Optical and Transport Properties of Semiconductors
How a semiconductor absorbs light and how its carriers drift and diffuse under fields determine whether it makes a good detector, emitter, or transistor, and these properties follow from its band structure and scattering.
Definition
The transport properties of a semiconductor describe how electrons and holes move under electric fields and concentration gradients, characterized by mobility, conductivity, and diffusion; the optical properties describe how the material absorbs and emits light across its band gap, set by the band structure and the directness of the gap.
Scope
This topic covers the electrical transport and optical response of semiconductors: carrier drift and mobility, the scattering mechanisms (phonon and impurity) that limit it, diffusion and the Einstein relation, the Hall effect, and recombination. On the optical side it covers band-edge absorption, the distinction between direct and indirect gaps for light emission, excitons, and photoconductivity. It connects the band structure and carrier statistics of the area to measurable device-relevant properties.
Core questions
- What determines carrier mobility, and which scattering mechanisms limit it?
- How are drift and diffusion related through the Einstein relation?
- Why does the directness of the band gap control whether a semiconductor emits light efficiently?
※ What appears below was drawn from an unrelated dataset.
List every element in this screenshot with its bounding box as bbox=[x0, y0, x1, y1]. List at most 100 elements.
- What are excitons and photoconductivity, and how do they shape optical response?
Key concepts
- Carrier drift, mobility, and conductivity
- Phonon and impurity scattering
- Diffusion and the Einstein relation
- Direct versus indirect optical transitions
- Excitons and photoconductivity
Clinical relevance
Transport and optical properties decide device performance: mobility sets transistor speed, the direct or indirect gap determines whether a material can make efficient LEDs and lasers (as in gallium arsenide versus silicon), and absorption governs photodetectors and solar cells.
History
The Hall effect (1879) provided an early means to measure carrier sign and density; the quantum theory of band-edge absorption and excitons developed in the 1930s, and the recognition that direct-gap compounds like gallium arsenide emit light efficiently underpinned the optoelectronics that emerged from the mid-twentieth century.
Key figures
- Edwin Hall
- Albert Einstein
- Gregory Wannier
Related topics
Seminal works
- ashcroft1976
- sze2007
Frequently asked questions
- Why does silicon make poor light-emitting devices?
- Silicon has an indirect band gap, so an electron and hole recombining across the gap must also involve a phonon to conserve momentum; this makes radiative recombination inefficient, which is why direct-gap materials like gallium arsenide are used for LEDs and lasers.
- What limits how fast carriers move in a semiconductor?
- Carriers are scattered by lattice vibrations (phonons) and by ionized impurities; these collisions cap the mobility, with phonon scattering dominating at high temperature and impurity scattering at low temperature and heavy doping.